The story is set in 1806, a time when England’s triumph over Napoleon at Trafalgar finally frees the country to concentrate on other issues. Mindful of this, Austen’s husband, Ashton Dennis, invites a group of entrepreneurs and thinkers to brainstorm new ways to propel England into the new century. Hemingway smoothly incorporates their ideas for harnessing electricity, increasing manufacturing, and building railroads for efficient transportation of goods.
Inevitably, some individuals question the fate of workers if machines replaced them. Arguments of men versus machines lead to questions regarding slavery’s morality and create a growing rift between Jane and Ashton and their friends Colonel Lovelace and his wife Kat, who own slaves for their Jamaican enterprises.
Although Jane’s days are filled with the domestic duties of women of her station and the support of Ashton’s scientific and business ventures, she misses having the time to write as when she was single. Her attention shifts even more when she becomes pregnant.

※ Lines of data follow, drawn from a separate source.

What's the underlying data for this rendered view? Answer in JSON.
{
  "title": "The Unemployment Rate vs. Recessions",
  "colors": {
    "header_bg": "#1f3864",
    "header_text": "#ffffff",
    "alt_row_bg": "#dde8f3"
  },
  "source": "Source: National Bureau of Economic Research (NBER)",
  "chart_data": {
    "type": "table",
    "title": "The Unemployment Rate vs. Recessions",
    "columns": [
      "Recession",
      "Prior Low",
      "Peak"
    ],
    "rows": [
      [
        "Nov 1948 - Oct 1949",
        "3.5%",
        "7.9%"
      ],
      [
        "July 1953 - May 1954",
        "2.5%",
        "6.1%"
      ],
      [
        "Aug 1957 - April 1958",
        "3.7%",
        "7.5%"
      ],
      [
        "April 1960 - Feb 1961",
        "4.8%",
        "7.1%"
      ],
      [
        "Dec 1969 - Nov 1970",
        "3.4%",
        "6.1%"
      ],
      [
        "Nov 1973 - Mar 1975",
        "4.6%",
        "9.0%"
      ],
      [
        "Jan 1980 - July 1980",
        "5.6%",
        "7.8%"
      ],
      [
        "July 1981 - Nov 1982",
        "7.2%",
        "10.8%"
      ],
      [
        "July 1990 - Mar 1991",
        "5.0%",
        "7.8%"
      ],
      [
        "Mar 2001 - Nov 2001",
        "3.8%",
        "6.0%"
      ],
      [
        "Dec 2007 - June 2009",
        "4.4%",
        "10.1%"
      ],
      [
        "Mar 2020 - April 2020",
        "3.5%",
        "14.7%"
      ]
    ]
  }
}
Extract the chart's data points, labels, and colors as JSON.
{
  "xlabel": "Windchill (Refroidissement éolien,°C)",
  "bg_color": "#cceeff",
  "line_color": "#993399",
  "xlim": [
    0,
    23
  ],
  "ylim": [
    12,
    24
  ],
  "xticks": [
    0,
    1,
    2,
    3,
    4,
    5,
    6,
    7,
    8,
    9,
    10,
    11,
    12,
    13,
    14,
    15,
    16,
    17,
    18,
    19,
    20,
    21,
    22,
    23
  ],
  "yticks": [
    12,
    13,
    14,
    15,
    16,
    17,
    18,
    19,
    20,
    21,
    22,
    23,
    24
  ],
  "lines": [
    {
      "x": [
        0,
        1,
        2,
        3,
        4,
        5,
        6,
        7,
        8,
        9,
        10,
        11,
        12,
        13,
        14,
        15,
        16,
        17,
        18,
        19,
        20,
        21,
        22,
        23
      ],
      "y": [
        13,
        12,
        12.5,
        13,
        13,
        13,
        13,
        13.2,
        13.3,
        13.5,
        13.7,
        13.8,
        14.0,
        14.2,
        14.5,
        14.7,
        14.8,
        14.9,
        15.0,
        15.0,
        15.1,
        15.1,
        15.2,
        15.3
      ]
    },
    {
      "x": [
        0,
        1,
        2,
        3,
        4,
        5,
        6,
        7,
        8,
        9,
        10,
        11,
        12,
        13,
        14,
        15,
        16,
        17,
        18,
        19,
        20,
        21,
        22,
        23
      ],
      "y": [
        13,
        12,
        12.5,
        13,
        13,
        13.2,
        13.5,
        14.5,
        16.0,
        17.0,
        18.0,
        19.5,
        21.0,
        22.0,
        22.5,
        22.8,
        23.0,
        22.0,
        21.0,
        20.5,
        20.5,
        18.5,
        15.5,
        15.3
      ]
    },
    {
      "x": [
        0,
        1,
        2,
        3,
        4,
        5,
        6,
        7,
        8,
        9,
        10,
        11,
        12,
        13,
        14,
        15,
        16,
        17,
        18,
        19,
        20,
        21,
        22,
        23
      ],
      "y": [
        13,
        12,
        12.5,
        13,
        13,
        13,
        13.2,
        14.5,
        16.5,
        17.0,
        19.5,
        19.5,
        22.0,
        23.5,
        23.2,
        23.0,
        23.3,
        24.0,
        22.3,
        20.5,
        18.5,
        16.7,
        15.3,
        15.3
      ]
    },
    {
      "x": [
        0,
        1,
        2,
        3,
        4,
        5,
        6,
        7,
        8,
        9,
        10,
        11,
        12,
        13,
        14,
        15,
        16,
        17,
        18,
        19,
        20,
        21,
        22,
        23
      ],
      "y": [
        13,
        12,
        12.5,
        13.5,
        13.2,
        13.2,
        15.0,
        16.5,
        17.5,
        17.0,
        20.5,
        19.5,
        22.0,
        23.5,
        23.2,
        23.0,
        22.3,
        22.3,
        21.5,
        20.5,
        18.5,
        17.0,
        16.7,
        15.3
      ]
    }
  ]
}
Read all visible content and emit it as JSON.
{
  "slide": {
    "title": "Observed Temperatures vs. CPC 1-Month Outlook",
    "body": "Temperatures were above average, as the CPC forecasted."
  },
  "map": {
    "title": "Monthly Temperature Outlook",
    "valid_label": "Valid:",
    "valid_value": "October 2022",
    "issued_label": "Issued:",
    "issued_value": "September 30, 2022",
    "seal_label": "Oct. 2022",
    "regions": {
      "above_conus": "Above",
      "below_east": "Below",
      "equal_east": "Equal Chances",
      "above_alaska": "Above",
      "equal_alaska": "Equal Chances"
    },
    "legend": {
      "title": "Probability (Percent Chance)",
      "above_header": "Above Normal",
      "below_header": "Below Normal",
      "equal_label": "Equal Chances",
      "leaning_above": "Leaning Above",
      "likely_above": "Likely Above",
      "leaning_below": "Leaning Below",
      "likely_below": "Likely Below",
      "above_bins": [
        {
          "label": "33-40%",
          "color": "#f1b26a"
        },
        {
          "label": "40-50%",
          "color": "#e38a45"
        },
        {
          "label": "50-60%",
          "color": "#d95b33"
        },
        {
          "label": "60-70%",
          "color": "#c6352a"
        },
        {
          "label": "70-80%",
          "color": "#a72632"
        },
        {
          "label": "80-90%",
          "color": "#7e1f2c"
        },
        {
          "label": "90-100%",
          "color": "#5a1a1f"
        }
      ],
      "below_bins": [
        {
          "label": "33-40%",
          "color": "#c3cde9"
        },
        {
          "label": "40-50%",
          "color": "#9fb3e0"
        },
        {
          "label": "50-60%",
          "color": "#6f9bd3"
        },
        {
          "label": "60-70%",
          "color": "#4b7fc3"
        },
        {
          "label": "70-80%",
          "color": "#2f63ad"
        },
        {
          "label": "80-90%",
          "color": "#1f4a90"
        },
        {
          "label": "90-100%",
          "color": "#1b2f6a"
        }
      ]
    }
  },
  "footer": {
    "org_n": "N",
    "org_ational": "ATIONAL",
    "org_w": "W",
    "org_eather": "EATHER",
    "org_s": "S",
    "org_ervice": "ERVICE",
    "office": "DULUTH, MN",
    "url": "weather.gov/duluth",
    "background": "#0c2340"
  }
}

Author Collins Hemingway is firmly in his scenes, skillfully drawing readers into Jane’s world, whether describing the French influence on women’s fashions, the emotional and hormonal changes of the pregnant Jane or the controversies regarding Lord Elgin’s plundering of ancient Greek sculptures. Jane’s voice is particularly strong in her letters to her sister Cassandra and her deep affection for her brothers. In Hemingway’s hands, she is a living, breathing presence—a vibrant character Austen herself would applaud.
The book concludes, as it began, with the investors again gathered to evaluate progress of their ideas — and with clues about the trilogy’s final volume, coming in 2017. Readers will be enthusiastically awaiting its release.